Before I get to the heart of this post, I wanted to share some awesome photos from last week.
First, I present the World Pneumonia Day Crusaders. Yes this is real life.
Apparently it’s tradition to slip into blue spandex body suits and dance for the BioStats class…flash mob style. If you want a good
laugh pick me up, check out the video here (I’m far back left). You’re welcome.
After Thursday’s amazing performance, I had the fall formal to look forward to Friday night. AKA prom, grad school-style (read: with an open bar and plenty of taxis). Here’s some photos of
me my friends and I looking pertiful:
Now on with today’s post. I had this awesome weekend…dancing on Thursday, formal + clubbing + a sleepover on Friday, and a potluck and karaoke on Saturday. Yet Sunday, I couldn’t shake this deep sense of loneliness. The type of loneliness that literally paralyzes you, that causes you to feel completely alone in a room full of people, that causes every piece-of-shit lie you’ve ever heard and every deception you’ve convinced yourself is true… to just replay.
You see…some truths came to the surface this weekend. Nothing life shifting and nothing to be shared here but, things I’d been denying. Things I had shoved down so deep that I refused to accept their mere existence anymore. Yet they were as much a part of me as anything else. And once unleashed, they were both swift and fierce in their retribution for shoving them aside for so long. So I ruminated…and ruminated…and ruminated some more. I was smart enough to reach out to some friends and things got better once I got my ass off the couch and into their loving arms.

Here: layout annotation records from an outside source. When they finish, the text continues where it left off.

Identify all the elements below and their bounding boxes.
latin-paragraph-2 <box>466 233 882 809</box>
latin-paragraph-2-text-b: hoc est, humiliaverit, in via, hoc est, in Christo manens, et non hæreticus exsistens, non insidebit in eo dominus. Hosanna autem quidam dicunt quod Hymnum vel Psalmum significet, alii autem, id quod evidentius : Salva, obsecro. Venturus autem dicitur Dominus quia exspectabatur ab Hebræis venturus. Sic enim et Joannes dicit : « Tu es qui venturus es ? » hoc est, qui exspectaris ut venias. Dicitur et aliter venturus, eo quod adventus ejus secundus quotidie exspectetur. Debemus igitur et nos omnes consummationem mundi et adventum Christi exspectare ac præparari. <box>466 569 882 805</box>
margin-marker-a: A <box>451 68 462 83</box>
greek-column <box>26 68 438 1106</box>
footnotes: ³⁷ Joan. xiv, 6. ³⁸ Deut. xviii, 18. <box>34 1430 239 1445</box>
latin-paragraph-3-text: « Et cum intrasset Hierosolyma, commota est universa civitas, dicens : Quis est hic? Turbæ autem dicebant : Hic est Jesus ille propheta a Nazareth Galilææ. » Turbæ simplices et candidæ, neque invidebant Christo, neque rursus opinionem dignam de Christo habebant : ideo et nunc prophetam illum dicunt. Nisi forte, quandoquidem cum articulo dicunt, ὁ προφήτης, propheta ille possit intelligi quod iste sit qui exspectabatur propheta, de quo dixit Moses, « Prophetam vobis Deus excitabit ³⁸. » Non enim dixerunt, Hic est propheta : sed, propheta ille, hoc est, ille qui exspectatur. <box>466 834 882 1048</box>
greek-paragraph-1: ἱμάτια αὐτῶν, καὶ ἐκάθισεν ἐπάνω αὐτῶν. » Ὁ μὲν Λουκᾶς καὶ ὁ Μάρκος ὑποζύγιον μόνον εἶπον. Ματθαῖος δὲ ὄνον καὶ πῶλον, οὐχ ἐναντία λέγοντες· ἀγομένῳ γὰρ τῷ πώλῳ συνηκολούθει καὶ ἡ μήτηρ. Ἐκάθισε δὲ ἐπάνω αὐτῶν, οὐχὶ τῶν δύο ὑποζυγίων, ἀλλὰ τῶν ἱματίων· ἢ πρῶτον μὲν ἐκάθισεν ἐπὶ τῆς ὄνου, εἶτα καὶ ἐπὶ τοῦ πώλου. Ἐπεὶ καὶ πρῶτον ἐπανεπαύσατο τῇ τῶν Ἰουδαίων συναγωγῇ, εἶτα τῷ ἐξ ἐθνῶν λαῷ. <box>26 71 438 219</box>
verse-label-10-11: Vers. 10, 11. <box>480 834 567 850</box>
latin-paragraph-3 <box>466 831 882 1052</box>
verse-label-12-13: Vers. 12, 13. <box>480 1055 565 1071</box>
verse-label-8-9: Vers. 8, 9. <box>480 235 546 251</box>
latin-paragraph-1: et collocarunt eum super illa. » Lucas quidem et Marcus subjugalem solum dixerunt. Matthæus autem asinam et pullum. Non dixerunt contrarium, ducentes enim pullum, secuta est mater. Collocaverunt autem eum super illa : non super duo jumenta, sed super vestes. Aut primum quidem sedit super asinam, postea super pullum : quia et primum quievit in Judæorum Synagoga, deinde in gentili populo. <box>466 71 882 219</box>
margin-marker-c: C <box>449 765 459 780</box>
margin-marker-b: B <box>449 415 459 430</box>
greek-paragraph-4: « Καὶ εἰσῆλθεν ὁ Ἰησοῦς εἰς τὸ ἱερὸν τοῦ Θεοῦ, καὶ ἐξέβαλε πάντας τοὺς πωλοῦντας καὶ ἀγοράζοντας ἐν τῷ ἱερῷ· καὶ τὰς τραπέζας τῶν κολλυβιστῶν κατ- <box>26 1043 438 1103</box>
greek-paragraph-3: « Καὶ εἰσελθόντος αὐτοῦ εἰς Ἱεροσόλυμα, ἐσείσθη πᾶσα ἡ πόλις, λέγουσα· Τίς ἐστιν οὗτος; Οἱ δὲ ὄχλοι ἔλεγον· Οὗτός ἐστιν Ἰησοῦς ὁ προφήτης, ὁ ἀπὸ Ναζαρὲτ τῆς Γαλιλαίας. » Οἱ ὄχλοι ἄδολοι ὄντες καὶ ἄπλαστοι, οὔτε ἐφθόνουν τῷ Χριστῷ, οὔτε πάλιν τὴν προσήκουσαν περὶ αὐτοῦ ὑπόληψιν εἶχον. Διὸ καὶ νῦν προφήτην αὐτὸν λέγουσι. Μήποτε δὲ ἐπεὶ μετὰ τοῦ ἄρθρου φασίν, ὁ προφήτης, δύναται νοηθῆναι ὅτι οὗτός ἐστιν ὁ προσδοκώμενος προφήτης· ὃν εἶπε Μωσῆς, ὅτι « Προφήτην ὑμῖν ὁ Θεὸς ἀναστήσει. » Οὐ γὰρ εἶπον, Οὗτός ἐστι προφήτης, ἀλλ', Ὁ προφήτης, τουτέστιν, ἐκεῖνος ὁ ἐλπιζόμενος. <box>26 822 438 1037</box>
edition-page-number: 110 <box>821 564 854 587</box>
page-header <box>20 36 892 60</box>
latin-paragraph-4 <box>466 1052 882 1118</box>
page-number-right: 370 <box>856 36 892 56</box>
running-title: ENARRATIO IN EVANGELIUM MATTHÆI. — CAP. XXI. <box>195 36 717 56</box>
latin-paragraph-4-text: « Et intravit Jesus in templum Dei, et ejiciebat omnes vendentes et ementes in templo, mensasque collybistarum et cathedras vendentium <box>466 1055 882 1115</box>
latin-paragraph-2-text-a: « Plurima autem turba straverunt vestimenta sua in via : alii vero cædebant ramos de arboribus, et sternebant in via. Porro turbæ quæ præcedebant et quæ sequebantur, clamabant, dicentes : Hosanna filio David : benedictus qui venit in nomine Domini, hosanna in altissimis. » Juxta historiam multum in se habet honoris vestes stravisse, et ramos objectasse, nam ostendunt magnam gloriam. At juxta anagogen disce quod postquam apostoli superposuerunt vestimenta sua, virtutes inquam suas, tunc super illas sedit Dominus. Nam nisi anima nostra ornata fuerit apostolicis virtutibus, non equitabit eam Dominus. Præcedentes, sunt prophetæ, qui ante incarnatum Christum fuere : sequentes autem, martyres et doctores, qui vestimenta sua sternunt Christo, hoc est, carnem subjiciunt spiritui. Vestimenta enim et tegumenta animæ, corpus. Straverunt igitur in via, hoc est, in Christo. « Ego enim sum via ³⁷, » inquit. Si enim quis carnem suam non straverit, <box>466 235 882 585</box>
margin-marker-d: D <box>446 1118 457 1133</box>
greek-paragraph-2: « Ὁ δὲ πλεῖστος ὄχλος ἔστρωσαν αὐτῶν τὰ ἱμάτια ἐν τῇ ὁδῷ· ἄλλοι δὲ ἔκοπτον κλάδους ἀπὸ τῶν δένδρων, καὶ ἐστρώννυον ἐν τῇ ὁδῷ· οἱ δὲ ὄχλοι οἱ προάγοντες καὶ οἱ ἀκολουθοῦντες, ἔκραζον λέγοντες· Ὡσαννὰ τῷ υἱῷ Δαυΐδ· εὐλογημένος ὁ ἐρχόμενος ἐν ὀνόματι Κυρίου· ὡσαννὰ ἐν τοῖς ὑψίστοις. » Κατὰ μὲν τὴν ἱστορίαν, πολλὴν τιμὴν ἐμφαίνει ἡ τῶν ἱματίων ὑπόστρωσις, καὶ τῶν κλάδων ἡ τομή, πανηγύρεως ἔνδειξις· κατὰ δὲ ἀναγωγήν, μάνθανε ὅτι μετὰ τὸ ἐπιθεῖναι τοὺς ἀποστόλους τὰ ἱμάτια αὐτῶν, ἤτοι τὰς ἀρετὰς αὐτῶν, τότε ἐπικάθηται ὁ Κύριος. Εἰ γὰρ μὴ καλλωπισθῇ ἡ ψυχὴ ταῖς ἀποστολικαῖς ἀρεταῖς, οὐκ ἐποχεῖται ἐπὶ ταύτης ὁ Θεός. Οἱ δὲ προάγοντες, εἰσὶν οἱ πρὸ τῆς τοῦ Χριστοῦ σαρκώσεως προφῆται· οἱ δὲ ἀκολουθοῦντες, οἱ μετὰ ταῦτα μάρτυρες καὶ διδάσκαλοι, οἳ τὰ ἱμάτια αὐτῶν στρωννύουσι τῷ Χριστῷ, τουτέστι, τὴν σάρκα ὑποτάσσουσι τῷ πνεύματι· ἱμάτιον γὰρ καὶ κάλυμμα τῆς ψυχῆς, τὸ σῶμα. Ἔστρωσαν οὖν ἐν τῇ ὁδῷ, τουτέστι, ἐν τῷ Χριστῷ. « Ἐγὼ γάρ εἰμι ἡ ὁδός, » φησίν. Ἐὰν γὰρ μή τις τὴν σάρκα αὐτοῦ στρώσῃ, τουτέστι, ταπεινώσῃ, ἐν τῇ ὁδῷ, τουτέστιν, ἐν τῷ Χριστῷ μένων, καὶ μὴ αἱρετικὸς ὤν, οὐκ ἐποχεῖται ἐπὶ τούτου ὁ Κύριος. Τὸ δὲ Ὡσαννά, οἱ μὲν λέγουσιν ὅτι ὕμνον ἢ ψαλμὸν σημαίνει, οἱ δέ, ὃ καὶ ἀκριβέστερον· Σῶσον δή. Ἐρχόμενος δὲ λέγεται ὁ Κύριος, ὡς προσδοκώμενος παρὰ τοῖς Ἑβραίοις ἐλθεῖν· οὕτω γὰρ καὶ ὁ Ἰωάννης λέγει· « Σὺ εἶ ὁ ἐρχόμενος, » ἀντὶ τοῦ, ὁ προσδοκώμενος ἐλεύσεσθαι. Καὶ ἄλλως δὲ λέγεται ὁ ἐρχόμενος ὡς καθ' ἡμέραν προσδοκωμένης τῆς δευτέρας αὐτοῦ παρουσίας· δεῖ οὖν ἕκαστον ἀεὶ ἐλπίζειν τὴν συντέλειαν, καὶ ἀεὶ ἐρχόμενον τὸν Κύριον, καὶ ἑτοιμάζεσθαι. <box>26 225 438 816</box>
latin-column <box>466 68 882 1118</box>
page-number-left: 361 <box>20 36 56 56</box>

Yet I knew that once Monday came, the truths would still be there and it would be time to own up to them. And though I wanted to run, I didn’t. It wasn’t easy, and some of the truths that came up undoubtedly hurt, but I initiated the needed conversations (4 issues, 4 talks…that takes a lot out of a girl). And after some hugs…came more loneliness and pain. That was when I knew I needed to go back my mat, a place I haven’t been in far too long. I longed for my home studio yet I also realized that they may very well have been problematic in itself.
I haven’t let go of home…of what was…of what might have been. One common theme since I’ve moved to Baltimore is feeling out of place, in every way imaginable. I’m undergoing huge growth and well, they don’t call’ em growing pains for nothing.
I realized that I needed to return to my mat so I could let go. I needed to just dump it all–the pain, the heartbreak, the hurtful truths, the homesickness, the longing for what’s been–into the grounding, earth-red vessel that has seen me through the best and the worst of times. I needed to let my body go limp…with trust, with hope, with belief.
I headed to the one studio where I feel truly ok here. Where I know I can just be myself, modifications, loud sighs, and all. The sub, well she was perfect. Every assist she gave seemed to open me up in just the right spots. Twist deeper. Her cues, they pushed me to simultaneously push harder and listen to my body. Fold further. The readings and music she chose spoke perfectly spoke my current struggle and my next steps. Trust more.
And my mat, it was just what I needed. When I left class, my heart a little less heavy. My demon truths seemed a little more manageable. And through it all I found myself rooting for love. Because in this sometimes (often?) crazy world, there is nothing quite like finding the people who really get you. We spend so much time focusing on the hatred and the vitriol and the falsehoods that we too easily lock ourselves off from love. We say that the risk, the potential price we might pay, isn’t worth it. We run from pain and fear, forgetting that they live on the same muscle as love and joy. We must feel the pain if we also wish to embody the love.
So despite my somewhat still aching heart, I found myself wanting to reach out to those in my life. To remind them that, yes the risk may be big and yes things might be messy along the way or in the end. I’ve been there. I get it. But I don’t regret the things I do and have done for love.
Like practice yoga.
Or cook delicious food to share.
Or lose friendships.
Or stick with a long distance relationship.
Or risk everything.
“Love is a choice” one of my friends told me in one of the aforementioned conversations . Yes its an emotion but choosing to stick with it through good and bad, well that’s another issue entirely. I needed to go back to my mat, to go back to a place of self-love to remember that lesson.
So today I encourage you to choose love, whatever that means to you. Let your heart open just a small crack and let in that feeling of connection, of joy, and, yes, maybe of a bit of pain. Do it again tomorrow. And the day after that. I can’t promise you won’t get hurt…but I can promise that the alternative means not living life to its fullest.
Who’s with me? Will you choose love today?